Congregants in Central Texas donated $3,266 to UMCOR for spring disaster relief, and the Rio Grande Conference took up an offering for Missouri tornado victims.
The Missouri Conference, which met only 70 miles from tornado-ravaged Joplin, gave $79,524 for the conference to distribute to tornado victims there.
During the annual conference session, members of the Holston Conference, which includes many of the areas hit by tornadoes, raised $8,725 for disaster relief and recognized volunteers still cleaning up from April tornadoes.
The Virginia conference gathered 53,469 kits for UMCOR, including 944 cleaning buckets and 26,617 health kits.
The Alabama-West Florida Conference collected 3,700 relief kits. The North Alabama Conference dedicated a special time of prayer on Friday morning of the conference to lift up those directly affected by the deadly tornadoes of April 27. The conference’s connectional ministries report highlighted the significant efforts of the churches in providing disaster response since those tornadoes struck, causing damage in all eight districts.
Meeting the needs of storm victims was not the only focus of annual conference attendees. Many conferences also dedicated time to feeding the hungry.
Four conferences—Mississippi, Eastern Pennsylvania, New England and North Carolina—packaged meals and raised money for Stop Hunger Now, which provides food throughout the world. The conferences in total prepared more than 241,000 meals for the organization and raised at least $10,000.
In Virginia, 220 people packed 39,000 pounds of sweet potatoes for a Potato Drop, and United Methodist Men in the Eastern Pennsylvania Conference distributed 50,000 pounds of potatoes for local food banks.
The Upper New York Conference announced a new joint program with United Methodist Communications called HANDS4NY, a campaign to feed a million people in one year and to host Hunger Impact events on Oct. 15 in all 12 of the conference’s districts. Many conferences devoted some of their annual conference time to raising funds for worthy organizations.
Eleven conferences reported giving to Imagine No Malaria. Together those conferences raised more than $5 million in cash and pledges.
Priority on youth
Conferences across the nation discussed the importance of reaching young people and even categorized teen ministry as the highest priority. But they didn’t just talk about it.
The Minnesota Conference featured a panel of college students who spoke about their perspectives on faith and church, and the Upper New York Conference recognized the winners of its Youth Video Contest, which was created as a way to connect with teens.
Jeremy Holland, a 12-year-old from the Memphis Conference, gave the young people’s message about how the church can better reach youth. After the message, he received a standing ovation.
In North Texas, a 19-year-old college student, Ricky Harrison, became the youngest person from that conference to be elected leader of the lay delegation.
The Youth Delegation of the California-Nevada Conference was responsible for raising more than $7,000 for Imagine No Malaria. As part of the California-Pacific Conference’s Youth Day, teens created cardboard shelters to raise awareness about homelessness. The teens called the project “Shantytown Overnight” and spent the night on the lawn at Redlands University “as a way of empathizing with the reality of poverty housing.”

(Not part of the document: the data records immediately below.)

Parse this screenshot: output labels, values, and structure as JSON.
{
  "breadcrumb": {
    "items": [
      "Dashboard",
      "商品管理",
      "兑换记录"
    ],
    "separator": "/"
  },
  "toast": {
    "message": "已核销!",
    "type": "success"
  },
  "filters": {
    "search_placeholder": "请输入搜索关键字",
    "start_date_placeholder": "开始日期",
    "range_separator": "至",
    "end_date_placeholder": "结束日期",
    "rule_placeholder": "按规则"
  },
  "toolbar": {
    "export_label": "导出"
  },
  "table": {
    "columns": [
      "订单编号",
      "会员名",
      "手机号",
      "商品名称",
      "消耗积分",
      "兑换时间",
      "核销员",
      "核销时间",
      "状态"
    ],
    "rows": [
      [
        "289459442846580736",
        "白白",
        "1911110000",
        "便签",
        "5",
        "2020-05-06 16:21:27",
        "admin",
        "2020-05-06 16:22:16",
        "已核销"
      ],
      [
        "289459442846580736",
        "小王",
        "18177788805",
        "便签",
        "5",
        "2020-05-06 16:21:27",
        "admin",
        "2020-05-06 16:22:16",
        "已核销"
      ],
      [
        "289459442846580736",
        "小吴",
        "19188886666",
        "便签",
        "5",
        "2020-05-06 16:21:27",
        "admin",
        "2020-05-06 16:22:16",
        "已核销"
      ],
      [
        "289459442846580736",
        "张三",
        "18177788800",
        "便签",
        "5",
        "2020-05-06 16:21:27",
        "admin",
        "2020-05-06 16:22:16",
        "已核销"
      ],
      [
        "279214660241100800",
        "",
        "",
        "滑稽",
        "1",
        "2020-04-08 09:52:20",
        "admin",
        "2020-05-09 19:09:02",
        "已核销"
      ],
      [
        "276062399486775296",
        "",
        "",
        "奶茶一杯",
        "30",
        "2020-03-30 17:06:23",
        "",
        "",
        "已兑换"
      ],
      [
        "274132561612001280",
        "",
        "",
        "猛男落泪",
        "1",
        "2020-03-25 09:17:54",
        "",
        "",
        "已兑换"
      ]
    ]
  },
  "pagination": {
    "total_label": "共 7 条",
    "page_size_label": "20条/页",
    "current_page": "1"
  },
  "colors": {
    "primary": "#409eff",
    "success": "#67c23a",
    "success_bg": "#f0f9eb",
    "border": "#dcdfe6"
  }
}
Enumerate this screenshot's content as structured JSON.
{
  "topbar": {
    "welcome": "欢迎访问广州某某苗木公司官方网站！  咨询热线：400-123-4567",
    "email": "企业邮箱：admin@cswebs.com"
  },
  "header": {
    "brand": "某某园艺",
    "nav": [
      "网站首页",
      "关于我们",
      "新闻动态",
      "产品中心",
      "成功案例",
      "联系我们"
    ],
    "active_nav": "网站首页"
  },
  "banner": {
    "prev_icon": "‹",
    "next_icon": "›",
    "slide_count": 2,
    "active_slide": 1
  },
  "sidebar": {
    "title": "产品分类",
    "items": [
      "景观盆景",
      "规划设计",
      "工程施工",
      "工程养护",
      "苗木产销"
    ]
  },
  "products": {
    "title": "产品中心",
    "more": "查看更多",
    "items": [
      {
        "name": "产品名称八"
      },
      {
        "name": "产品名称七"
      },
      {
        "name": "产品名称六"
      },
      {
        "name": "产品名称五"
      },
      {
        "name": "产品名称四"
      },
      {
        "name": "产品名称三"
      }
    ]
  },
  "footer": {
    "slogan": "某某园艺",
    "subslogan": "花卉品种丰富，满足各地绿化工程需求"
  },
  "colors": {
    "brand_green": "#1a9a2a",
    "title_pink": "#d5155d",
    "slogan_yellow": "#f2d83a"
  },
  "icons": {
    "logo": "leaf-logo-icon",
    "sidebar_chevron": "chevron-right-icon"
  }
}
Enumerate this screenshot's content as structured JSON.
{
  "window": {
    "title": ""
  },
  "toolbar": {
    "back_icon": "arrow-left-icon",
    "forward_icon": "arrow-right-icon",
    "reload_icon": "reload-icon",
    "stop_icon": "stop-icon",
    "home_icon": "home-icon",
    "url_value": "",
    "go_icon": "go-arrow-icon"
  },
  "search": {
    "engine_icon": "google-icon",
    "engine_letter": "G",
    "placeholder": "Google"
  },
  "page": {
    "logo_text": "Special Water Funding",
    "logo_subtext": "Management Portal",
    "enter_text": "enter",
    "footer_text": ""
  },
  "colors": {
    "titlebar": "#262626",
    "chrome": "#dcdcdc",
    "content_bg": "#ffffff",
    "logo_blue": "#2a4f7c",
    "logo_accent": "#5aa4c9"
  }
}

The annual conferences dedicate a portion of their time each year to discussing resolutions on important social issues in their communities, states and around the world. As in past years, the most widely discussed social issue was homosexuality. At least 12 conferences approved resolutions or affirmed petitions to change language regarding homosexuality in the Book of Discipline. Virginia and Arkansas defeated petitions.
Another major topic was the conflict between the Israelis and the Palestinians. The conferences in Northern Illinois, Baltimore-Washington, North Carolina, West Ohio and New England approved resolutions to divest all conference investments from corporations that profit from the occupation of Palestinian territories. The Virginia Conference rejected the idea of divestment but agreed that the church should act as a peacemaker and should research effective methods of aid for Palestine.
The South Carolina Conference called for “comprehensive reform of the U.S. immigration system,” and the Eastern Pennsylvania Conference approved a similar resolution. The New England Conference passed legislation saying it would pressure legislators to support the DREAM Act, which would allow undocumented immigrant children to work toward citizenship after they graduate from high school.
The Western and Eastern Pennsylvania conferences and the Susquehanna Conference approved resolutions calling for drilling to stop in the Marcellus Shale and the creation of a tax in areas where drilling already has occurred. Many people are concerned about environmental damage from natural gas drilling in the Marcellus Shale, which is in Pennsylvania, New York, Ohio and Virginia. The Arkansas Conference approved a resolution calling for Congress to repeal the 2005 law that exempted hydraulic fracturing from accountability to the Clean Water Act.
Ms. Snell is a United Methodist News Service intern and a senior at Lipscomb University.